# My new breeding loft



## suepahfly (Mar 19, 2010)

Just thought I'd share a few pics of the breeding Please keep in mind that I had to do this in a long weekend. My other one was destroyed in a storm, thankfully most of the breeders became trapped in their boxes. This was a former dog kennel with the concrete and creosote post already installed. I just modified things to suite my needs. It's 10x30. As you can see I haven't painted yet or finished the trim work. I needed it "bird proof" fast.


----------



## spirit wings (Mar 29, 2008)

The birds look like they are enjoying all that room! good use of what you had there. just to mention the wire, mice and snakes can get through that, so you may want to use the 1/4 hardwire cloth to keep them out.. and will you cover it in the winter from the cold winds.. that is if it is cold where you are.


----------



## Action (Oct 18, 2009)

*Rafters*

Just wondering what is keeping them from flying out from between the rafters? Maybe I just can't see. Love the room!
Jack


----------



## suepahfly (Mar 19, 2010)

The ceiling has the plastic type netting all of the way through the loft. And yes spirit wings you are correct. I plan to use the 1/4" wire at least 3-4 ft up then plan on using something like nursery netting or some screen the rest of the way up to slow the wind. I'm even thinking of 1/4" for the whole front and some type of netting or cloth that I can roll up and down. I also have the open corners and bottom covered with the 1/4" wire. I wanted it ventilated to the max, within reason, since this is only for the breeders. The section where the door is is my walk way/storage area. Eventually there will be breeding sections on each end with a section for hens in the middle next to my walk way.
If anyone has suggestions please feel free to comment. I'm going to be in this loft for a long time and I really don't want to "wish" I'd have done this or that later. I'm sure I'll be modifying it as time goes but I'd rather get it as close to right the first time.


----------



## g0ldenb0y55 (Dec 23, 2008)

Nice and open, I like! What happens when the winds kick in?


----------



## birdkeeper (Jun 24, 2009)

that is a great size loft and with that size you can pretty much do whatever and however you want to accomodate your birds. i am sure when you get done with the loft it will be amazing. keep us posted with pics


----------



## Shadybug Lofts (Mar 13, 2010)

suepahfly said:


> Just thought I'd share a few pics of the breeding Please keep in mind that I had to do this in a long weekend. My other one was destroyed in a storm, thankfully most of the breeders became trapped in their boxes. This was a former dog kennel with the concrete and creosote post already installed. I just modified things to suite my needs. It's 10x30. As you can see I haven't painted yet or finished the trim work. I needed it "bird proof" fast.

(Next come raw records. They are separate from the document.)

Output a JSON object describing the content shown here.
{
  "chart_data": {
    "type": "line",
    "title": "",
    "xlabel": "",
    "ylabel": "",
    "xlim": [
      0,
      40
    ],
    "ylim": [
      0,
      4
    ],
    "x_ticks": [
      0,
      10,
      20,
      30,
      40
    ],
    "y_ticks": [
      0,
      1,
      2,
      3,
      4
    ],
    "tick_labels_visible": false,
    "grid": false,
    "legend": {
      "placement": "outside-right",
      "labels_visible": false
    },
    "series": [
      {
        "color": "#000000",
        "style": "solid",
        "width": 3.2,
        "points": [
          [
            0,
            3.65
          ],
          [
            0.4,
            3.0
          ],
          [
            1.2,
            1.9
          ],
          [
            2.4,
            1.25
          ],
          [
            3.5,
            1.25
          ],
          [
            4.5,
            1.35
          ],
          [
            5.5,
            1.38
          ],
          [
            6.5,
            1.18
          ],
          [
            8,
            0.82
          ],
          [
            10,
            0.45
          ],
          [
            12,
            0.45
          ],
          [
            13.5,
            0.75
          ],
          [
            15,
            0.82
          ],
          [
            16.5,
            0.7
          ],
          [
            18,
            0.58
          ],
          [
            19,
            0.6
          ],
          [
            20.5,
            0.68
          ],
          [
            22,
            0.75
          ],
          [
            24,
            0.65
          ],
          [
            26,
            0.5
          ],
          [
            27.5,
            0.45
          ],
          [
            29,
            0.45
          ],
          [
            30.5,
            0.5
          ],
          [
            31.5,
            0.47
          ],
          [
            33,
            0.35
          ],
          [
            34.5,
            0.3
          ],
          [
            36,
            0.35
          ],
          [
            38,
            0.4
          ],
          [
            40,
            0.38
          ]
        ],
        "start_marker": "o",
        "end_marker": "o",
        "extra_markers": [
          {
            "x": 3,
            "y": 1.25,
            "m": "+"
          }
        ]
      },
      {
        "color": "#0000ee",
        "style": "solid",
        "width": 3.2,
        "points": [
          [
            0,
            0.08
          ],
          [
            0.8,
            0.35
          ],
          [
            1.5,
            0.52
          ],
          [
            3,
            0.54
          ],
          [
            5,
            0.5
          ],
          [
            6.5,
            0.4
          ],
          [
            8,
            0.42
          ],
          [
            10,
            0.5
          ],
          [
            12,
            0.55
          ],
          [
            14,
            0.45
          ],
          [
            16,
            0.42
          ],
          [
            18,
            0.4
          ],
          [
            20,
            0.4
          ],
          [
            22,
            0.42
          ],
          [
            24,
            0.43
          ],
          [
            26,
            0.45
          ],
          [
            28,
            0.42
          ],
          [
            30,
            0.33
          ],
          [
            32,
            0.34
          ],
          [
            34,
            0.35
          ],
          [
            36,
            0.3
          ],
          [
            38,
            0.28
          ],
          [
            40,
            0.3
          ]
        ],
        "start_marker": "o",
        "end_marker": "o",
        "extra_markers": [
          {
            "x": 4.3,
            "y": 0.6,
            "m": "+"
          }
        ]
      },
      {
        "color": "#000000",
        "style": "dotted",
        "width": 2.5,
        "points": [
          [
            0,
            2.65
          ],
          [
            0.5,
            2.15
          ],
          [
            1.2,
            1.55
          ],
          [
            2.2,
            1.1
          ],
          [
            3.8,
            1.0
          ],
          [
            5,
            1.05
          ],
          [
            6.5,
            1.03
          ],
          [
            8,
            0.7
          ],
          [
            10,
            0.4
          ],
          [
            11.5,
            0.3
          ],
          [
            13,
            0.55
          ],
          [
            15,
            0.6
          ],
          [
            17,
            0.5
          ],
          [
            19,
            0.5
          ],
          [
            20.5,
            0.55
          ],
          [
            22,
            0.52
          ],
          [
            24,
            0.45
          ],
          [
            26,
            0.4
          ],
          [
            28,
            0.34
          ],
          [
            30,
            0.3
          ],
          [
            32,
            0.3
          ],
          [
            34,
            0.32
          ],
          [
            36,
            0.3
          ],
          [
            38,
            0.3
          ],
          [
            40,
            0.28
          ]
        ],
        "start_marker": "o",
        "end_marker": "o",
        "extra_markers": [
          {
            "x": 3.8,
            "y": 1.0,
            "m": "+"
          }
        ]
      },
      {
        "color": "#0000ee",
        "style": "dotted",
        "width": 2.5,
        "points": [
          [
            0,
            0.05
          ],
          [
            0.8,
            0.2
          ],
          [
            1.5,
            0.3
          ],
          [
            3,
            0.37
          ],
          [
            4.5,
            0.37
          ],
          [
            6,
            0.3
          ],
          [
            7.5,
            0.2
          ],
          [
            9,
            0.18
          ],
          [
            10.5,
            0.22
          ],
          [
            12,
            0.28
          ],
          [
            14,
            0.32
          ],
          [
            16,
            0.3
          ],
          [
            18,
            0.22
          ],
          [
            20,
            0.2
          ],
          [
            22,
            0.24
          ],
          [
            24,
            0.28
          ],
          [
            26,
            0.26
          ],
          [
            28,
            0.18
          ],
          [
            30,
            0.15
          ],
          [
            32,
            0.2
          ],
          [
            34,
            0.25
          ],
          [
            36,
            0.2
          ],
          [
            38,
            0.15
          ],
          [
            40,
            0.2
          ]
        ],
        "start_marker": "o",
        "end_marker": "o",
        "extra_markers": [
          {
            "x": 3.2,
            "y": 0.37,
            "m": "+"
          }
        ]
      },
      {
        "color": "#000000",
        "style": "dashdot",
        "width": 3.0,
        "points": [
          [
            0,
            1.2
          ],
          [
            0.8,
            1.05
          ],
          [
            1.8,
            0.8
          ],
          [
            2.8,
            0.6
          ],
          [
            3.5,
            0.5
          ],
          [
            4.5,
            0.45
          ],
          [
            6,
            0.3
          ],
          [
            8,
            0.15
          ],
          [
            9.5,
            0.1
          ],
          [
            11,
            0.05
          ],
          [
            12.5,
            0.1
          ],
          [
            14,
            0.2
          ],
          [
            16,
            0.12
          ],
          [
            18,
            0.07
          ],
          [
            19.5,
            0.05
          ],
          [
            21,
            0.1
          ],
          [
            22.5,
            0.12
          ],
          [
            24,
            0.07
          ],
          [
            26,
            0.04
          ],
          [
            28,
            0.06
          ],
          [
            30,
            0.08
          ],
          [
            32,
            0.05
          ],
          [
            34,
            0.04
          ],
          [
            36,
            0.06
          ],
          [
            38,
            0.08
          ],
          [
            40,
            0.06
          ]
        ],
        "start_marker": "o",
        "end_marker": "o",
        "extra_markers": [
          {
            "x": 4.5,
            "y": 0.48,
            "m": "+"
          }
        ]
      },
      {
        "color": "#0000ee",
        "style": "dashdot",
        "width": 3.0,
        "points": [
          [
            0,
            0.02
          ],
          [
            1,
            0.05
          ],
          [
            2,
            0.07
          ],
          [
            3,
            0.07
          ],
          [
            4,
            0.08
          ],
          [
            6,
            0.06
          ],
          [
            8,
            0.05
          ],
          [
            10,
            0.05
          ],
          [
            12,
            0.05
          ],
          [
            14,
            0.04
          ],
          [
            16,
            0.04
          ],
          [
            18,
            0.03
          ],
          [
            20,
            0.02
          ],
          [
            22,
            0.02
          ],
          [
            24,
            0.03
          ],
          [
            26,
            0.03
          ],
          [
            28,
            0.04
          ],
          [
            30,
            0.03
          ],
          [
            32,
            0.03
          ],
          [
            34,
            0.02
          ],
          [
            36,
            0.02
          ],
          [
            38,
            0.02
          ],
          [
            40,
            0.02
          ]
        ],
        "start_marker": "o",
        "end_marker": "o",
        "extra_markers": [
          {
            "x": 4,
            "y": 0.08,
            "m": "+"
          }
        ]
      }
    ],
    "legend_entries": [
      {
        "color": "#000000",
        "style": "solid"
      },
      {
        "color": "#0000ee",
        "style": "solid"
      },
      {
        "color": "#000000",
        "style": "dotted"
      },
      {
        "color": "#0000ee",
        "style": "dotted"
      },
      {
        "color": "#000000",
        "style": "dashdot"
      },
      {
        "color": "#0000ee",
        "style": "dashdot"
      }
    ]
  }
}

Very nice loft. I have a question. Those blue bullet water containers do you have any problems with them I have one that when you fill it the water never stops and it just keeps running over till its empty and I cant see that there is anything wrong with it.


----------



## suepahfly (Mar 19, 2010)

It isn't nice yet but it's adequate. No problems at all with the drinkers. I have several and they all work fine. Make sure that they are level, if not make sure the air hole is on the low side. If you set the drinker where the air hole is on the high side the water will continue to flow from the low side.


----------



## Shadybug Lofts (Mar 13, 2010)

Ok thanks I got 2 other types a green and a white one and I haven't had any problems with them. I like that you can see into your loft through the wire I just put 1/2" x 1" on my new aviary and i hate it because I think its hard to see the birds. I was going to use 1"x1" but they didn't have any 30" wide so I got 1/2" x1" and I wish I would have checked somewhere else. If I had your loft I would put a couple of those doors that slide on the track at the top like on barns so you could close all or some of it up in the winter or bad rain storms. Just a thought


----------



## wlandmon (Sep 16, 2009)

paint your wire black and you will be able to see your birds


----------



## Shadybug Lofts (Mar 13, 2010)

Really Whats that do cut the glare. I notice when the suns not shining i can see them better.


----------



## spirit wings (Mar 29, 2008)

hope you got it predator proof, they look like sitting ducks there with all those spaces for critters to get in.


----------